Wäre es nicht ehrlicher die hohe Auszeichnung vorsorglich selbst zurückzugeben?
Wie hat sich die Genossenschaftsidee in Deutschland entwickelt? Im europäischen Vergleich ist die Rechtsform Genossenschaft in Deutschland alles andere als erfolgreich. Die großen Wohnungsgenossenschaften sehen sich mit erheblichen Herausforderungen im Umgang mit ihren „Genossen“ konfrontiert. Auch die Werbeaussagen der VR-Banken, die sich auf die Genossenschaftsidee berufen, erreichen ihren Höhepunkt an Heuchelei. Diese Werbebotschaften sind nicht nur kritisch zu betrachten, sondern weisen zudem eine geringe Übereinstimmung mit der Realität auf. In diesem Kontext sei darauf verwiesen, dass der Vorstand des BVR (Bundesverband der Volks- und Raiffeisenbanken) von einer Genossenschaftsbank im Juni 2023 beim Landgericht Berlin angezeigt wurde. Die Klage umfasste unter anderem den Vorwurf eines Verstoßes gegen die eigene Satzung, fehlende Transparenz, Amtsanmaßung sowie eine systemimmanente Missachtung genossenschaftlicher Werte. Die Satzungsänderung des BVR setzt seine Mitglieder einer unzumutbaren Pflichtenkollision aus. Es geht um das legitimes Informationsinteresse der Mitglieder der Genossenschaft.

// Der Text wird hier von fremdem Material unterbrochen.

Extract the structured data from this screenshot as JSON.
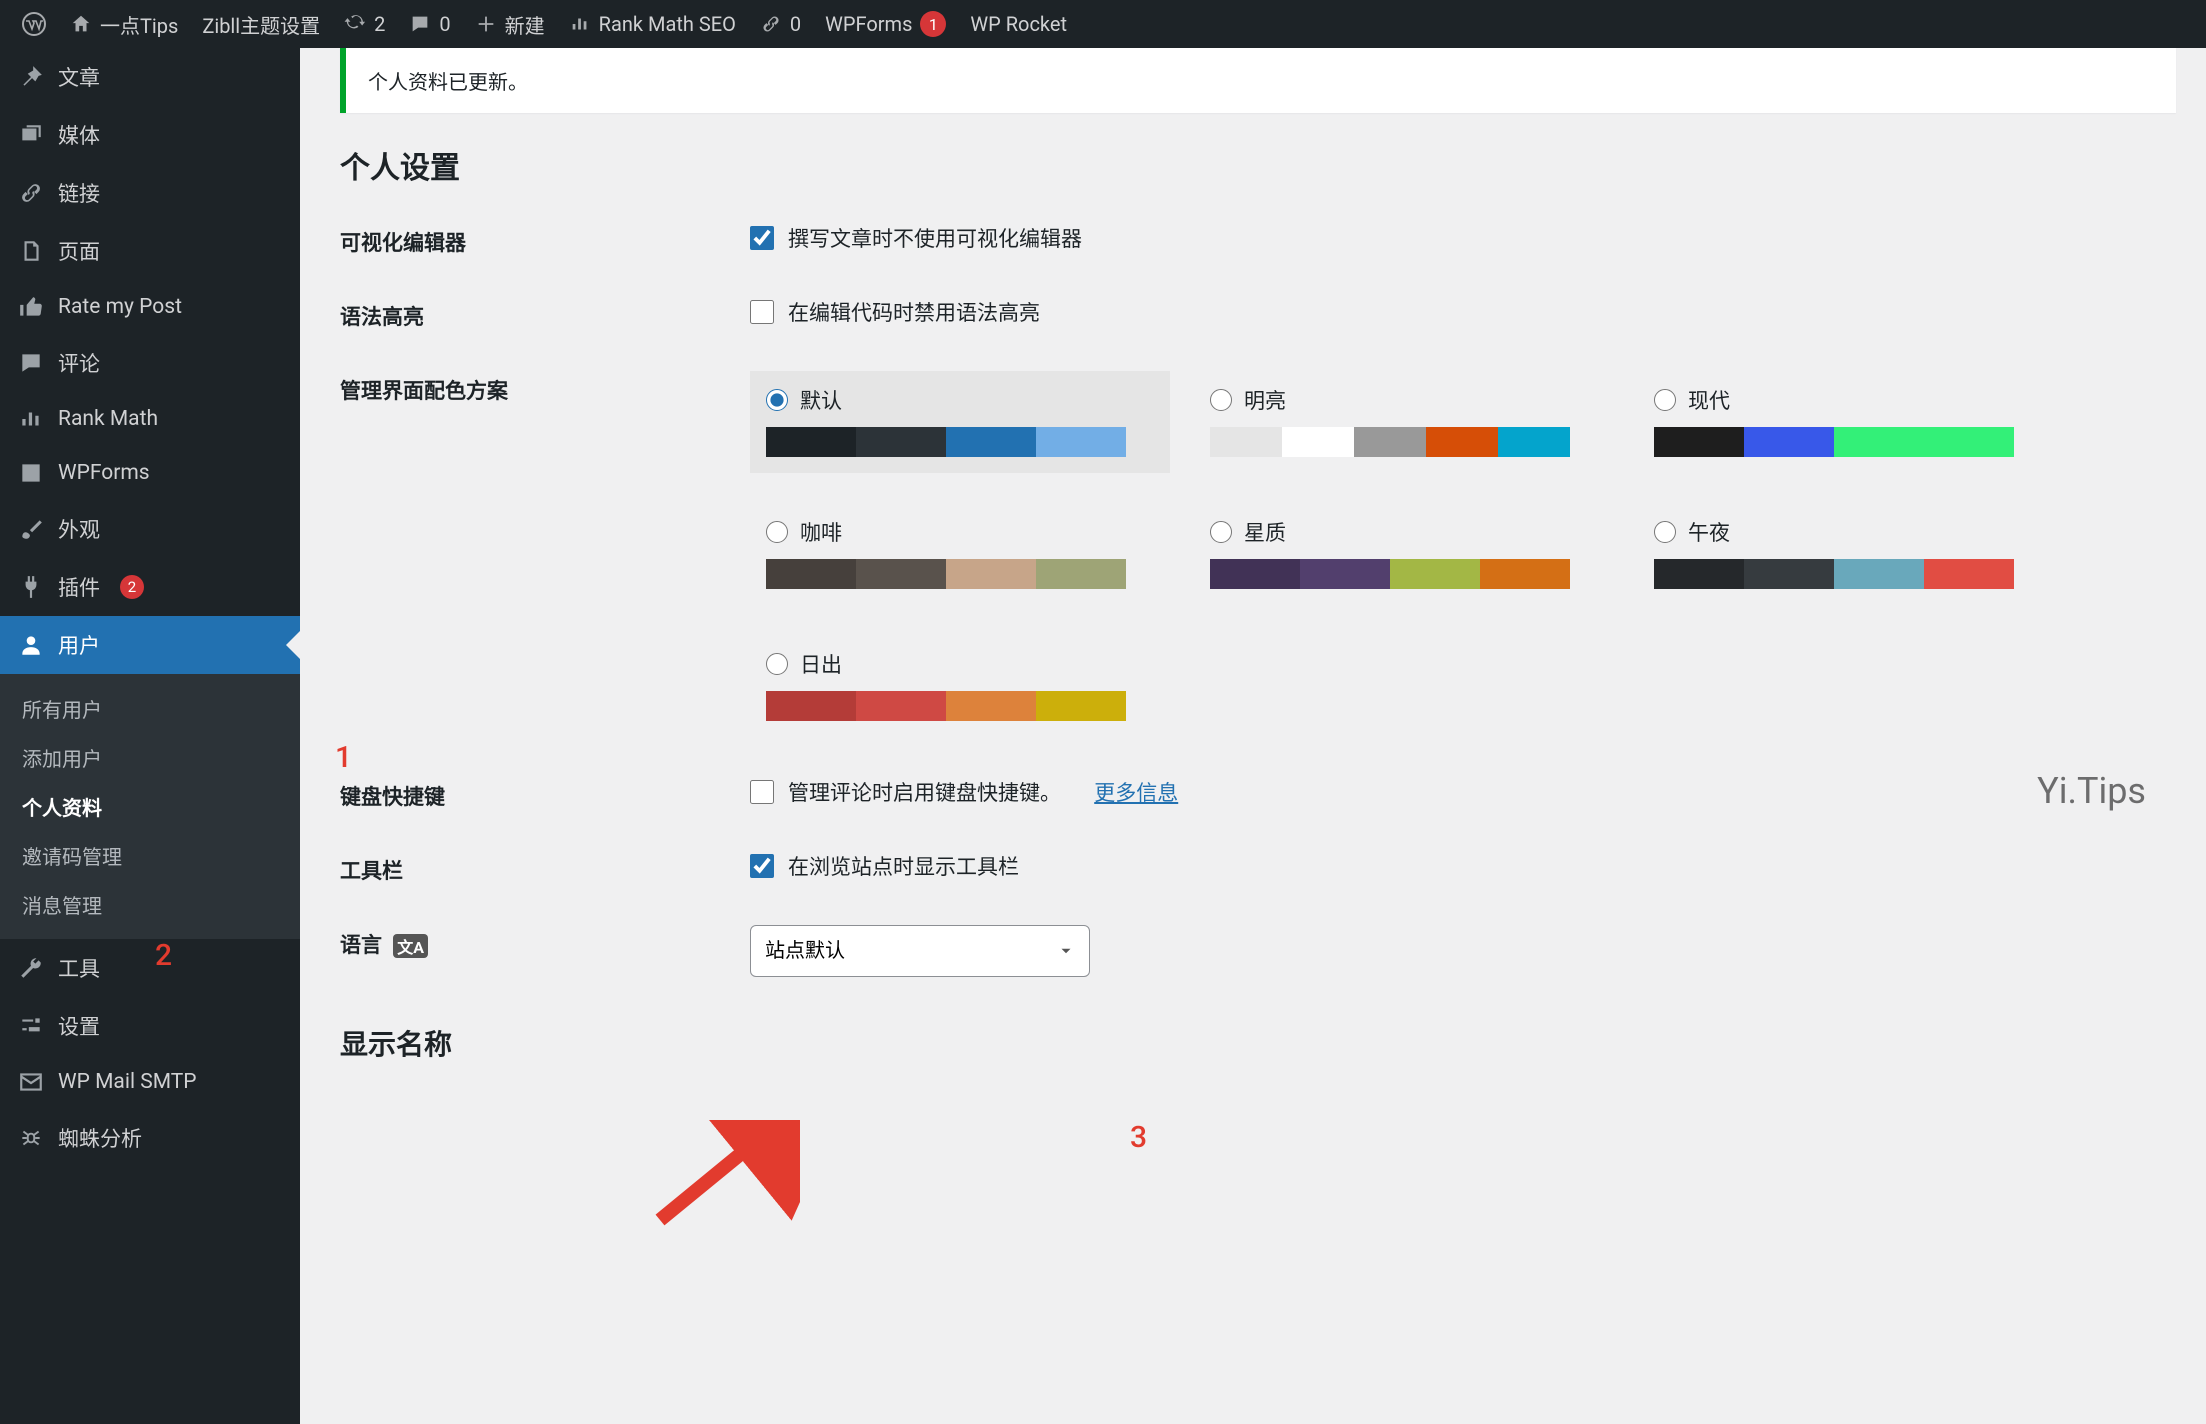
{
  "adminbar": {
    "site_name": "一点Tips",
    "theme_settings": "Zibll主题设置",
    "updates_count": "2",
    "comments_count": "0",
    "new_label": "新建",
    "rankmath": "Rank Math SEO",
    "links_count": "0",
    "wpforms_label": "WPForms",
    "wpforms_badge": "1",
    "wprocket": "WP Rocket"
  },
  "sidebar": {
    "items": [
      {
        "label": "文章"
      },
      {
        "label": "媒体"
      },
      {
        "label": "链接"
      },
      {
        "label": "页面"
      },
      {
        "label": "Rate my Post"
      },
      {
        "label": "评论"
      },
      {
        "label": "Rank Math"
      },
      {
        "label": "WPForms"
      },
      {
        "label": "外观"
      },
      {
        "label": "插件",
        "badge": "2"
      },
      {
        "label": "用户"
      },
      {
        "label": "工具"
      },
      {
        "label": "设置"
      },
      {
        "label": "WP Mail SMTP"
      },
      {
        "label": "蜘蛛分析"
      }
    ],
    "submenu": [
      "所有用户",
      "添加用户",
      "个人资料",
      "邀请码管理",
      "消息管理"
    ]
  },
  "notice": "个人资料已更新。",
  "page_title": "个人设置",
  "rows": {
    "visual_editor": {
      "label": "可视化编辑器",
      "checkbox": "撰写文章时不使用可视化编辑器",
      "checked": true
    },
    "syntax_highlight": {
      "label": "语法高亮",
      "checkbox": "在编辑代码时禁用语法高亮",
      "checked": false
    },
    "color_scheme_label": "管理界面配色方案",
    "keyboard": {
      "label": "键盘快捷键",
      "checkbox": "管理评论时启用键盘快捷键。",
      "more": "更多信息"
    },
    "toolbar": {
      "label": "工具栏",
      "checkbox": "在浏览站点时显示工具栏",
      "checked": true
    },
    "language": {
      "label": "语言",
      "icon_label": "🅰",
      "value": "站点默认"
    },
    "display_name_title": "显示名称"
  },
  "schemes": [
    {
      "name": "默认",
      "selected": true,
      "colors": [
        "#1d2327",
        "#2c3338",
        "#2271b1",
        "#72aee6"
      ]
    },
    {
      "name": "明亮",
      "selected": false,
      "colors": [
        "#e5e5e5",
        "#ffffff",
        "#999999",
        "#d64e07",
        "#04a4cc"
      ]
    },
    {
      "name": "现代",
      "selected": false,
      "colors": [
        "#1e1e1e",
        "#3858e9",
        "#33f078",
        "#33f078"
      ]
    },
    {
      "name": "咖啡",
      "selected": false,
      "colors": [
        "#46403c",
        "#59524c",
        "#c7a589",
        "#9ea476"
      ]
    },
    {
      "name": "星质",
      "selected": false,
      "colors": [
        "#413256",
        "#523f6d",
        "#a3b745",
        "#d46f15"
      ]
    },
    {
      "name": "午夜",
      "selected": false,
      "colors": [
        "#25282b",
        "#363b3f",
        "#69a8bb",
        "#e14d43"
      ]
    },
    {
      "name": "日出",
      "selected": false,
      "colors": [
        "#b43c38",
        "#cf4944",
        "#dd823b",
        "#ccaf0b"
      ]
    }
  ],
  "annotations": {
    "a1": "1",
    "a2": "2",
    "a3": "3",
    "watermark": "Yi.Tips"
  }
}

Die Deutsche UNESCO-Kommision formuliert ihre Vorstellungen von Genossenschaft wie folgt: “ Die Genossenschaftsidee ist ein überkonfessionelles Modell der Selbsthilfe, Selbstverwaltung sowie Selbstverantwortung. Ihr grundlegender Rahmen beruht auf Werten wie Solidarität, Ehrlichkeit und Verantwortung. Diese Vereinigungen mit gemeinschaftlichem Geschäftsbetrieb stehen allen Menschen offen, stärken individuelles Engagement und ermöglichen soziale kulturelle und ökonomische Partizipation.“
Für die Soziologin Mareike Alscher, wissenschaftliche Mitarbeiterin am Wissenschaftszentrum Berlin, stand 2018 vor allem die zivilgesellschaftlichen Potenziale von Genossenschaften in den Mittelpunkt: Durch ihre demokratische Organisationsstruktur, ihre starke Mitgliederorientierung und ihr bürgerliches Engagement übernehmen sie gesellschaftliche Verantwortung nach innen und außen. Sie eröffnen einen breiten Raum für ehrenamtliches, gemeinwohlorientiertes Engagement. Zweck der Genossenschaften ist für Alscher die Förderung der Selbsthilfe der Mitglieder sowie ihrer sozialen und kulturellen Belange durch gemeinschaftlichen Geschäftsbetrieb.
Für einen Großteil der ca. 23,5 Millionen Mitglieder der Genossenschaftsbanken und Wohnungsgenossenschaften ist Partizipation und Teilhabe jedoch kein Thema. Die Zeit ist reif für eine bundesweite Aufklärungskampagne unter dem Motto: „Genossenschaft (er)leben. Wenn schon Genossenschaft, dann richtig! “
++ (un/mgn/30.08.24 – 114)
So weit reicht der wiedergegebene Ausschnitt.